Port Direction Between Notes
443 Inbound Internet → load balancer/Envoy User & API traffic (TLS terminated at Envoy)
80 Inbound Internet → Envoy Redirected 301 to 443
3000/4000/8000/8003/8010/9000 Internal Envoy → Services, Service → Service Cluster-internal HTTP only (ClusterIP)
5432 Outbound (in-cloud) Pods → managed Postgres TLS to your metadata DB
443 Outbound (in-cloud) Warehouse API → Snowflake/Databricks Warehouse control/SQL calls
443 Outbound cert-manager → Let’s Encrypt / DNS API ACME DNS-01 challenge
443 Outbound Agents → model endpoints LLM/model calls you configure

Data flows and what leaves the environment

Section titled “Data flows and what leaves the environment”
  1. User → UI → APIs. Browser hits nexa-web, which calls nexa-backend, which fans out to the warehouse API, nexa-agents-api, and nexa-orchestration-service. All in-cluster over HTTP.
  2. Metadata persistence. Nexa’s own state (projects, glossary, pipeline definitions, job records, cost data) is written to managed Postgres 15 over 5432 — stays in your cloud.
  3. Warehouse execution. The warehouse API translates Nexa actions into SQL/jobs/pipelines against your Snowflake or Databricks over 443. Your business data never transits into Nexa’s own storage — it stays in the warehouse.
  4. Background work. nexa-orchestration-service and per-service workers poll Postgres queues and run generated pipelines; KEDA scales the orchestration worker on queue depth (idle → zero).
  5. TLS issuance. cert-manager solves an ACME DNS-01 challenge against your DNS provider (Route 53 / Azure DNS) to obtain Let’s Encrypt certificates.

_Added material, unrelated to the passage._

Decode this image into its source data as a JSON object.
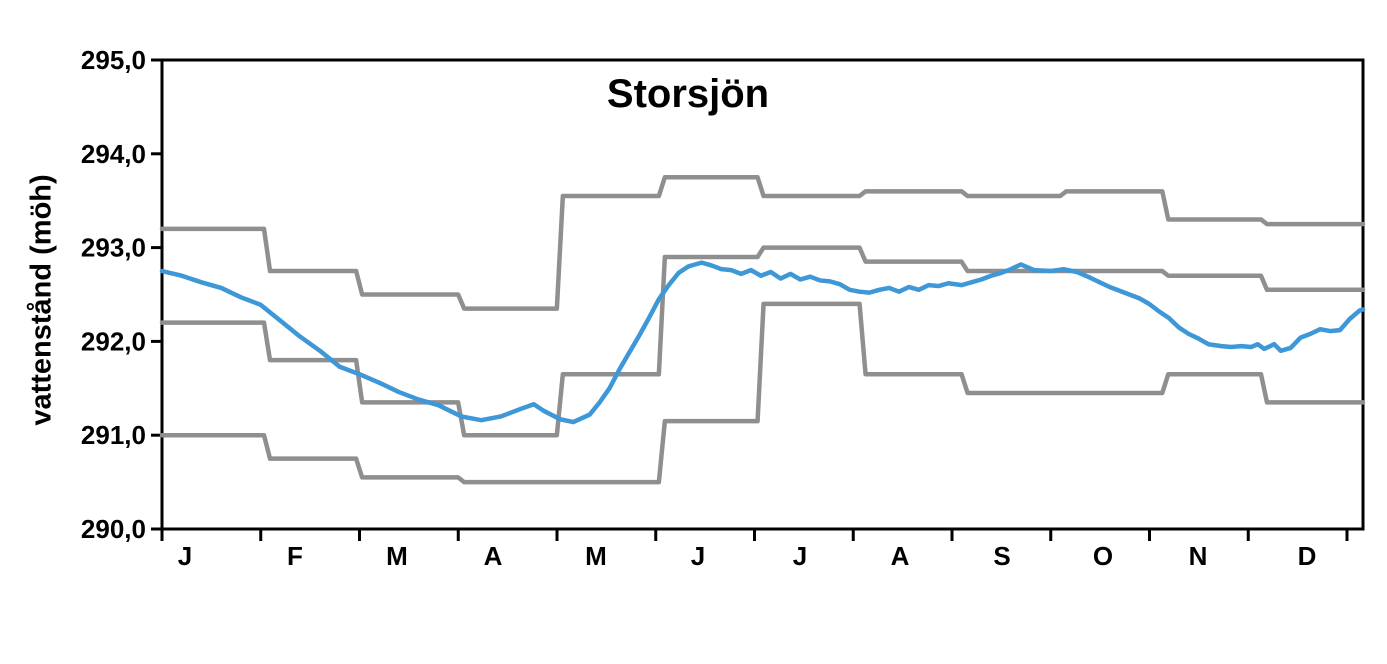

Crossing the boundary out of your environment:

Flow Destination Contains
ACME DNS-01 validation Let’s Encrypt (acme-v02.api.letsencrypt.org) + your DNS API Domain names only
Model/LLM calls (agent features) Model endpoints you configure Prompts/context, not bulk datasets
Image/base-layer pulls (build/deploy) Your registry (internal) + public base registries Container layers

There is no default telemetry or license call-home to DataReadyAI. Your data and metadata never leave your account under normal operation.

State Where it lives Cloud service
Nexa metadata (projects, glossary, jobs, cost) Managed Postgres 15, database appdb RDS (AWS) / PostgreSQL Flexible Server (Azure)
Business data (Raw/Curated/Consumption) Your warehouse Snowflake / Databricks + object storage
Secrets Cloud secret store, mounted via CSI Secrets Manager (AWS) / Key Vault (Azure)
TLS certificates Kubernetes Secrets, managed by cert-manager in-cluster
STT model cache Pod emptyDir (ephemeral) node disk
  • Container registry (ECR / ACR) for the Nexa images.
  • Managed Postgres 15 for Nexa metadata.
  • Snowflake or Databricks workspace for data execution.
  • GitHub for GitOps (ArgoCD sync) and for pipeline code Nexa generates and commits.
  • Let’s Encrypt (or your own CA) for TLS.
  • Model endpoints for agent features.

For the exact permissions, quotas, and sizing behind these, see Prerequisites. For controls and hardening, see Security & networking.